L'infirmière

Aurélie Tudare

S'il ne m'avait jamais questionnée sur mes sentiments c'est que je l'y avais aidé, j'avais clairement ma part de responsabilité. J'avais passé ces 10 dernières années à essayer de le comprendre pour l'aider, faisant de lui le centre névralgique de notre histoire, de notre couple.

Il s'y était habitué, à tel point que lorsque je lui faisais part de mes sentiments il ne s'y intéressait pas car il savait éperdument que je n'étais pas le centre de notre relation, c'était bien lui. Il était celui qui se connaissait le moins bien et qui avait le plus de problèmes à résoudre, ceux d'apprendre à aimer et surtout de savoir comment s'aimer soi-même.

Pour le garder, j'avais fait vœux de psychologie. Je m'étais engagée dans une bataille quasi surhumaine, celle d'aider quelqu'un malgré lui car je savais au fond de moi que si je ne le faisais pas je risquais de le perdre et de briser cette famille qui me tenait tant à cœur.

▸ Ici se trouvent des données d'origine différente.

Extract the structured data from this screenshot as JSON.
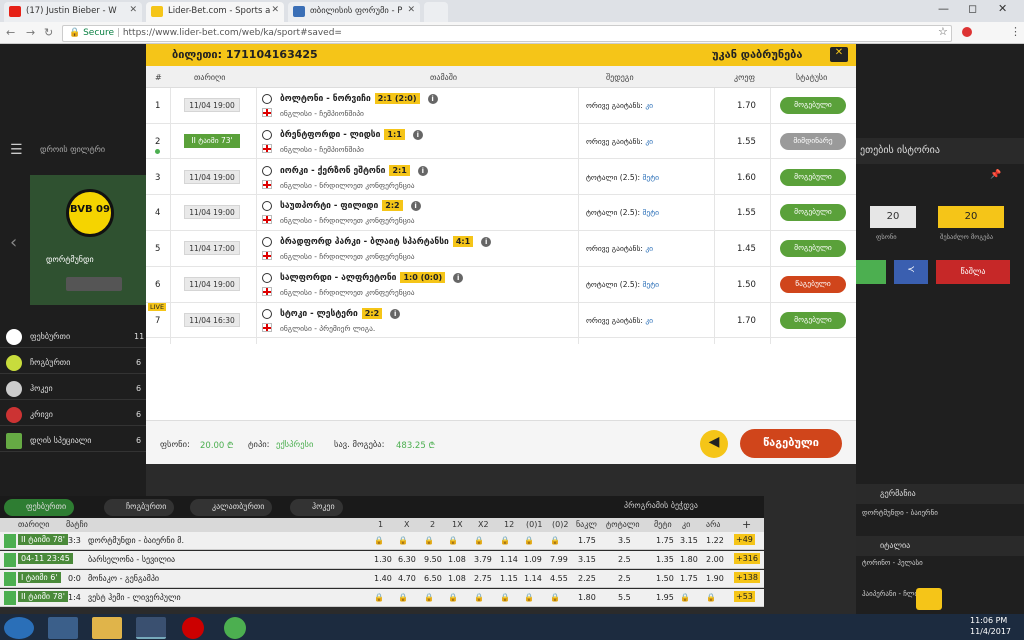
{
  "browser": {
    "tabs": [
      {
        "title": "(17) Justin Bieber - W",
        "close": "✕"
      },
      {
        "title": "Lider-Bet.com - Sports a",
        "close": "✕"
      },
      {
        "title": "თბილისის ფორუმი - P",
        "close": "✕"
      }
    ],
    "secure_label": "Secure",
    "url": "https://www.lider-bet.com/web/ka/sport#saved="
  },
  "modal": {
    "ticket_label": "ბილეთი: 171104163425",
    "back_label": "უკან დაბრუნება",
    "columns": {
      "num": "#",
      "date": "თარიღი",
      "match": "თამაში",
      "result": "შედეგი",
      "coef": "კოეფ",
      "status": "სტატუსი"
    },
    "rows": [
      {
        "num": "1",
        "date": "11/04 19:00",
        "teams": "ბოლტონი - ნორვიჩი",
        "score": "2:1 (2:0)",
        "league": "ინგლისი - ჩემპიონშიპი",
        "bet_label": "ორივე გაიტანს:",
        "bet_value": "კი",
        "coef": "1.70",
        "status": "მოგებული",
        "status_color": "#5aa13a"
      },
      {
        "num": "2",
        "date": "II ტაიმი 73'",
        "teams": "ბრენტფორდი - ლიდსი",
        "score": "1:1",
        "league": "ინგლისი - ჩემპიონშიპი",
        "bet_label": "ორივე გაიტანს:",
        "bet_value": "კი",
        "coef": "1.55",
        "status": "მიმდინარე",
        "status_color": "#9a9a9a"
      },
      {
        "num": "3",
        "date": "11/04 19:00",
        "teams": "იორკი - ქერზონ ეშტონი",
        "score": "2:1",
        "league": "ინგლისი - ნრდილოეთ კონფერენცია",
        "bet_label": "ტოტალი (2.5):",
        "bet_value": "მეტი",
        "coef": "1.60",
        "status": "მოგებული",
        "status_color": "#5aa13a"
      },
      {
        "num": "4",
        "date": "11/04 19:00",
        "teams": "საუთპორტი - ფილიდი",
        "score": "2:2",
        "league": "ინგლისი - ჩრდილოეთ კონფერენცია",
        "bet_label": "ტოტალი (2.5):",
        "bet_value": "მეტი",
        "coef": "1.55",
        "status": "მოგებული",
        "status_color": "#5aa13a"
      },
      {
        "num": "5",
        "date": "11/04 17:00",
        "teams": "ბრადფორდ პარკი - ბლაიტ სპარტანსი",
        "score": "4:1",
        "league": "ინგლისი - ჩრდილოეთ კონფერენცია",
        "bet_label": "ორივე გაიტანს:",
        "bet_value": "კი",
        "coef": "1.45",
        "status": "მოგებული",
        "status_color": "#5aa13a"
      },
      {
        "num": "6",
        "date": "11/04 19:00",
        "teams": "სალფორდი - ალფრეტონი",
        "score": "1:0 (0:0)",
        "league": "ინგლისი - ჩრდილოეთ კონფერენცია",
        "bet_label": "ტოტალი (2.5):",
        "bet_value": "მეტი",
        "coef": "1.50",
        "status": "წაგებული",
        "status_color": "#d0451b"
      },
      {
        "num": "7",
        "date": "11/04 16:30",
        "teams": "სტოკი - ლესტერი",
        "score": "2:2",
        "league": "ინგლისი - პრემიერ ლიგა.",
        "bet_label": "ორივე გაიტანს:",
        "bet_value": "კი",
        "coef": "1.70",
        "status": "მოგებული",
        "status_color": "#5aa13a",
        "live": "LIVE"
      }
    ],
    "footer": {
      "stake_label": "ფსონი:",
      "stake_value": "20.00 ₾",
      "type_label": "ტიპი:",
      "type_value": "ექსპრესი",
      "possible_label": "სავ. მოგება:",
      "possible_value": "483.25 ₾",
      "result_button": "წაგებული"
    }
  },
  "left": {
    "filter_label": "დროის ფილტრი",
    "promo_text": "დორტმუნდი",
    "promo_logo": "BVB 09",
    "sports": [
      {
        "name": "ფეხბურთი",
        "count": "11"
      },
      {
        "name": "ჩოგბურთი",
        "count": "6"
      },
      {
        "name": "ჰოკეი",
        "count": "6"
      },
      {
        "name": "კრივი",
        "count": "6"
      },
      {
        "name": "დღის სპეციალი",
        "count": "6"
      }
    ]
  },
  "right": {
    "history_title": "ეთების ისტორია",
    "value1": "20",
    "value2": "20",
    "label1": "ფსონი",
    "label2": "შესაძლო მოგება",
    "delete_button": "წაშლა",
    "country1": "გერმანია",
    "country2": "იტალია",
    "match1": "დორტმუნდი - ბაიერნი",
    "match2": "ტორინო - ჰელასი",
    "match3": "ჰაიპერანი - ჩლიოჩი"
  },
  "bottom": {
    "tabs": [
      "ფეხბურთი",
      "ჩოგბურთი",
      "კალათბურთი",
      "ჰოკეი"
    ],
    "print_label": "პროგრამის ბეჭდვა",
    "header": [
      "თარიღი",
      "მატჩი",
      "1",
      "X",
      "2",
      "1X",
      "X2",
      "12",
      "(0)1",
      "(0)2",
      "ნაკლ",
      "ტოტალი",
      "მეტი",
      "კი",
      "არა",
      "+"
    ],
    "rows": [
      {
        "time": "II ტაიმი 78'",
        "score": "3:3",
        "match": "დორტმუნდი - ბაიერნი მ.",
        "odds": [
          "",
          "",
          "",
          "",
          "",
          "",
          "",
          "",
          "1.75",
          "3.5",
          "1.75",
          "3.15",
          "1.22"
        ],
        "more": "+49"
      },
      {
        "time": "04-11 23:45",
        "score": "",
        "match": "ბარსელონა - სევილია",
        "odds": [
          "1.30",
          "6.30",
          "9.50",
          "1.08",
          "3.79",
          "1.14",
          "1.09",
          "7.99",
          "3.15",
          "2.5",
          "1.35",
          "1.80",
          "2.00"
        ],
        "more": "+316"
      },
      {
        "time": "I ტაიმი 6'",
        "score": "0:0",
        "match": "მონაკო - გენგამპი",
        "odds": [
          "1.40",
          "4.70",
          "6.50",
          "1.08",
          "2.75",
          "1.15",
          "1.14",
          "4.55",
          "2.25",
          "2.5",
          "1.50",
          "1.75",
          "1.90"
        ],
        "more": "+138"
      },
      {
        "time": "II ტაიმი 78'",
        "score": "1:4",
        "match": "ვესტ ჰემი - ლივერპული",
        "odds": [
          "",
          "",
          "",
          "",
          "",
          "",
          "",
          "",
          "1.80",
          "5.5",
          "1.95",
          "",
          ""
        ],
        "more": "+53"
      }
    ]
  },
  "taskbar": {
    "time": "11:06 PM",
    "date": "11/4/2017"
  }
}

Quelque part, ça aurait été un aveu de faiblesse, celui de l'échec de mon rêve, celui auquel je tenais le plus au monde, ma vie de famille.

Je m'étais enfermée dans le rôle de l'infirmière, de celle qui cherche à soigner les autres au risque de ne plus penser à elle, et de s'y perdre.

Devant ce constat effarant je me sentais désormais perdue. Perdue dans un océan de solitude et de peine.